# Error Message on Searching



## rhonda (Dec 20, 2011)

Error:  
Fatal error: Allowed memory size of 26214400 bytes exhausted (tried to allocate 35 bytes) in /home/tugbbsc/public_html/forums/search.php on line 871

Encountered the above error when using Adv Search.  Was searching only one Forum (Wyndham) for search phrase "Bonus Time"


----------



## DeniseM (Dec 20, 2011)

Yep - http://www.tugbbs.com/forums/showthread.php?t=153674


----------



## jcrist (Feb 7, 2012)

*Search Broke*

Searched a forum.  

Fatal error: Allowed memory size of 26214400 bytes exhausted (tried to allocate 1048576 bytes) in /home/tugbbsc/public_html/forums/search.php on line 870


----------



## DeniseM (Feb 7, 2012)

This is a V-Bulletin problem and out of our control.  When you click on the "search" button, choose "Search TUG Via Google."


----------



## jcrist (Feb 8, 2012)

DeniseM said:


> This is a V-Bulletin problem and out of our control.  When you click on the "search" button, choose "Search TUG Via Google."



V-Bulletin is pretty much used on 90% of all forums, of which I frequent at least a dozen of them.  While this may be a bug in V-Bulletin, I don't think it would be their responsibility to login to your server and update your V-Bulletin version to the a version that doesn't have the bug.  I believe that is something you would control?


----------



## MULTIZ321 (Feb 8, 2012)

jcrist said:


> V-Bulletin is pretty much used on 90% of all forums, of which I frequent at least a dozen of them.  While this may be a bug in V-Bulletin, I don't think it would be their responsibility to login to your server and update your V-Bulletin version to the a version that doesn't have the bug.  I believe that is something you would control?




JC,

If you haven't already -see this other Tug thread about this topic, including the solutions.


Richard


----------



## jcrist (Feb 8, 2012)

Would the better solution be to fix the problem as opposed to providing a workaround?

The version of VBulletin you are using 3.6.4, is six years old (released in 2006).  

Here's a thread from the VBulletin Support forum (from 2007) discussing the issue:

https://www.vbulletin.com/forum/showthread.php/233125-Error-on-searches?highlight=+error++line++870

The link to the thread you posted also shows a post stating "we have no control"  Do you not have the ability to update VBulletin and/or PHP on your server?
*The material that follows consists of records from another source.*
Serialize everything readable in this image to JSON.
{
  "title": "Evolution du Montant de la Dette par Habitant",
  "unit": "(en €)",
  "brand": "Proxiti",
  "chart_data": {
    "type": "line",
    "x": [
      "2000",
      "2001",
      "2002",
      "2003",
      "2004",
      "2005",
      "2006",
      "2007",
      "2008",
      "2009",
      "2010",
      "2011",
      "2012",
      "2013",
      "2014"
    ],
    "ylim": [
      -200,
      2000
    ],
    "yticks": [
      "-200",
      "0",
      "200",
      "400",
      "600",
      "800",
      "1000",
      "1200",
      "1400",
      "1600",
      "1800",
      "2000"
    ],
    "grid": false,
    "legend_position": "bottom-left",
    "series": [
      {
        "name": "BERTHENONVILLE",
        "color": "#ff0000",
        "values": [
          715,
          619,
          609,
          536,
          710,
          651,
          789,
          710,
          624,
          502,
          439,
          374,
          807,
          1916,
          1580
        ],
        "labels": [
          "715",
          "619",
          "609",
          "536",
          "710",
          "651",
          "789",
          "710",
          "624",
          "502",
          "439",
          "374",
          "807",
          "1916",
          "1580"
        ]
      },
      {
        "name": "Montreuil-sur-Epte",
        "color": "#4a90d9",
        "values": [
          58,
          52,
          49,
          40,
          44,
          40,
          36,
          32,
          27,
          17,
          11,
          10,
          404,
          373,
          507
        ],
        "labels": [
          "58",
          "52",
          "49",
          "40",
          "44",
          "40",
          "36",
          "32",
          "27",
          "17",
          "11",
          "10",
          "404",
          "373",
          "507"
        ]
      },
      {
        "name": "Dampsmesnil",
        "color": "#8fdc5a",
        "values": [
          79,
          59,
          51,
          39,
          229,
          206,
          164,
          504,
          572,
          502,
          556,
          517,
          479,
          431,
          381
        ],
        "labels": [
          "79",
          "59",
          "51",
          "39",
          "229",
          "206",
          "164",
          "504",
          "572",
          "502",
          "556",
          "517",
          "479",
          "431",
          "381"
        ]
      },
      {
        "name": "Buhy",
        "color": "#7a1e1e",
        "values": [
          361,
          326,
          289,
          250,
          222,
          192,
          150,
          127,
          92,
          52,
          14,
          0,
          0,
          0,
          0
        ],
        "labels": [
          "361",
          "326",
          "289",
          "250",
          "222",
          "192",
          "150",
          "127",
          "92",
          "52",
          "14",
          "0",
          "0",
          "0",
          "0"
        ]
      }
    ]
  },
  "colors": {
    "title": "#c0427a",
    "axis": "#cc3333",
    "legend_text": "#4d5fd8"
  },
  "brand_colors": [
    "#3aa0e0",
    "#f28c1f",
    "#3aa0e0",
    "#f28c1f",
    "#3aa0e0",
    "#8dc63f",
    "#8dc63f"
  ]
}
Or have you just chosen not to do so due to resource (time/money) limitations?


----------



## DeniseM (Feb 8, 2012)

In another thread, TUG owner Brian Rogers has already stated that they are upgrading...


----------



## Makai Guy (Feb 8, 2012)

Due to the extensive modifications we've made to the software to customize it for TUG's needs, updating to later versions of the software is not a simple or easy process.   It will be done, but it will take a while, possibly several months, as we have to feel our way along.

In the meanwhile, tonight (Wednesday Feb 8, 2012) we have made some changes to the way the board runs its searches.

Please report any search errors you receive.


----------